Ideally, an aspiring coach spends two or three years as a G.A. and then finds a full-time job. Failing that, the persistent ones take a G.A. position at another school for another two or three years. Not many are as fortunate as Ute defensive line coach Steve Kaufusi, who served only one year as a G.A. at Utah before a regular coaching job opened on the staff. Then there are the guys like Davis, who set a world record for persistence.
He worked as a student assistant for one year and a volunteer assistant for another year at Utah before he secured a G.A. position at Wisconsin. After serving a couple of years there as a G.A., he worked another year as an unpaid volunteer coach while holding down a side job and waiting for another coaching opportunity. He was literally loading a 180-pound side of beef onto a truck in a refrigerated building when he got a call from McBride asking him to be a graduate assistant at Arizona.
"I was gone before the phone hit the receiver," says Davis, who, like many G.A.s over the years, moved in with McBride and his family to save expenses. After six years as a volunteer assistant, a student assistant and a graduate assistant, he finally landed his first full-time job as an assistant at a junior college.
"That was six years of lost income, plus I took out a $25,000 loan to live on, which I just paid off," says Davis, 38. "I lived at the office. I slept on the couch. I lived and breathed football, but I had that kind of time to give. I had no family. I wonder how Louie does it."
This is how: Wong's wife works to support him and his two children. Last year he left his home at 6:30 a.m. and returned to his wife and children at 9 p.m. This year McBride allows him to arrive later so he can see his kids off to school.
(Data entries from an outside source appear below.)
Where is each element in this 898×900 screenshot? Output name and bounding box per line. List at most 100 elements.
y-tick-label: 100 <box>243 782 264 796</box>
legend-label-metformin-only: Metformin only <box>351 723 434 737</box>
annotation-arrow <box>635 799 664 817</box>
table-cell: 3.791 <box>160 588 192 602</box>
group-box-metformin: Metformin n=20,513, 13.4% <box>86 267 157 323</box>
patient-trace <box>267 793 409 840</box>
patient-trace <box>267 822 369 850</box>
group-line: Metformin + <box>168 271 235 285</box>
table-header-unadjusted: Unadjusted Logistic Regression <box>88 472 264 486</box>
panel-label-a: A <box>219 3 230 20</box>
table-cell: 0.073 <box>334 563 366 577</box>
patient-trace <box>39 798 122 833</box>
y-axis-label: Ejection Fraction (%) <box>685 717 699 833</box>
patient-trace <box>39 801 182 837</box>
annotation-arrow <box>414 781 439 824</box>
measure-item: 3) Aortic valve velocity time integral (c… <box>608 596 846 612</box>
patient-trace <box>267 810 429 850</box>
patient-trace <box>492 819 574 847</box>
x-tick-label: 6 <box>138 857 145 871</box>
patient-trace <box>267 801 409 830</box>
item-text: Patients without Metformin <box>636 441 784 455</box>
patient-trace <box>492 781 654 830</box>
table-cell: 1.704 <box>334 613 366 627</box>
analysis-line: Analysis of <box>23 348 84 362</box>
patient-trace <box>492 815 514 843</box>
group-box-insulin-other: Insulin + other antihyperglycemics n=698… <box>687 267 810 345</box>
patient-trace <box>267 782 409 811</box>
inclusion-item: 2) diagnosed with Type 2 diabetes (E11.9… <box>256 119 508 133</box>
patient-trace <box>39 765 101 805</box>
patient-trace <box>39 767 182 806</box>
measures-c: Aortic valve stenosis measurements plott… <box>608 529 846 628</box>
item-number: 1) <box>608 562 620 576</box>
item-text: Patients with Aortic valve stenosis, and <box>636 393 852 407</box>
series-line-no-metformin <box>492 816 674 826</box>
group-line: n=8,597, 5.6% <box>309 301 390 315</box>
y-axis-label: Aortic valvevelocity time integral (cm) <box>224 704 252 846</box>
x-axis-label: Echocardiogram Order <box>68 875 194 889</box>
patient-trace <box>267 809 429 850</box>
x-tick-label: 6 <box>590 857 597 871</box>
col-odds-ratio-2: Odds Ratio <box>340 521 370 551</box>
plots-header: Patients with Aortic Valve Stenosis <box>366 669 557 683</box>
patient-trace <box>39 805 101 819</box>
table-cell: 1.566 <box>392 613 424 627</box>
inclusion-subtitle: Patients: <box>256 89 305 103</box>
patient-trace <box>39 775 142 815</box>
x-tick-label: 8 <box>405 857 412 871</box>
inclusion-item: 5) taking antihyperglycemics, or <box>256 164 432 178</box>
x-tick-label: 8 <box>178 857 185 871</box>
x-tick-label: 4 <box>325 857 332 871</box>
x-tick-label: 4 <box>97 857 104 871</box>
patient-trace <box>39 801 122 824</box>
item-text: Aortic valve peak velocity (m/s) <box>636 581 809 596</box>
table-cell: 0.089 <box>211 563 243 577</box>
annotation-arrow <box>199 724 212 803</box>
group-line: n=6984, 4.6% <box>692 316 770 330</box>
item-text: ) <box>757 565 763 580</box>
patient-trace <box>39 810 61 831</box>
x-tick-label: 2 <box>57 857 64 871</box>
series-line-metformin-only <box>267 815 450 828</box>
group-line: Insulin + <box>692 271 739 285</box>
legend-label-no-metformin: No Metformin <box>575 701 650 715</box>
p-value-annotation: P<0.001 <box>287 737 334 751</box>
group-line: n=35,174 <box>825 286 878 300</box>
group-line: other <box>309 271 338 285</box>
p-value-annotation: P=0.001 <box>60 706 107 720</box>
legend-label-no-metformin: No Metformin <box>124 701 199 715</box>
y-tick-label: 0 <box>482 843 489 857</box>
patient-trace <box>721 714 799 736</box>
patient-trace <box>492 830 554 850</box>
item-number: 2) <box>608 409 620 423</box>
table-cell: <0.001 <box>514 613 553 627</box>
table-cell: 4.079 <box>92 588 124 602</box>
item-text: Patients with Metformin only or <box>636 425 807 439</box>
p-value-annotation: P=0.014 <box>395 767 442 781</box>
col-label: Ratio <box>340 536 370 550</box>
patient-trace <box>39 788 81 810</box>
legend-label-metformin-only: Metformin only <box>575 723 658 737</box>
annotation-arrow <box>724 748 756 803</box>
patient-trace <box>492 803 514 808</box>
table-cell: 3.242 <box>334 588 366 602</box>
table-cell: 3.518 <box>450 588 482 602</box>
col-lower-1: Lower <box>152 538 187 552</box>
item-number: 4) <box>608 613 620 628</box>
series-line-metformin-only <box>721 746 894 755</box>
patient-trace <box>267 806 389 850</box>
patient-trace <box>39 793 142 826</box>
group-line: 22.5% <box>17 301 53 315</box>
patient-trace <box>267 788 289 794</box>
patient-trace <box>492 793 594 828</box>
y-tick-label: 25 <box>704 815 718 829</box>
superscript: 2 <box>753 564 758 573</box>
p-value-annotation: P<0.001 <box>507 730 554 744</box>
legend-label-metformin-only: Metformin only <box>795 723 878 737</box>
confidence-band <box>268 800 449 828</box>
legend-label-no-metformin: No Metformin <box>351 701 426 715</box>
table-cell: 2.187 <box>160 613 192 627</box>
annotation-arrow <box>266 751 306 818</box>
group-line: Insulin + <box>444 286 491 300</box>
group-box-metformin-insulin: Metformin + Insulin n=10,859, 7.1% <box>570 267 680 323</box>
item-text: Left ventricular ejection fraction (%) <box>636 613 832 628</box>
"It's something you have to do to coach," says Wong. "It's hard on the kids and my wife, but it's for a short time. I hope the profession I choose will allow my wife to stay home. I have my teaching certificate to fall back on if things don't work out."
Wong says he was motivated by a desire to obtain a master's degree and to show the way for other Polynesians. For his part, Odum missed the passion.
"I just wasn't fired up to do my job every day," he says. "I hated it. I had nowhere to release my competitive instincts. The softball league wasn't getting it done. Now I'm fired up every day. It's so rewarding when you give a player an idea and it works."
Leave it to Davis, the king of G.A.s, to summarize. "The attraction of this," he says, "is winning and working with the kids and the football."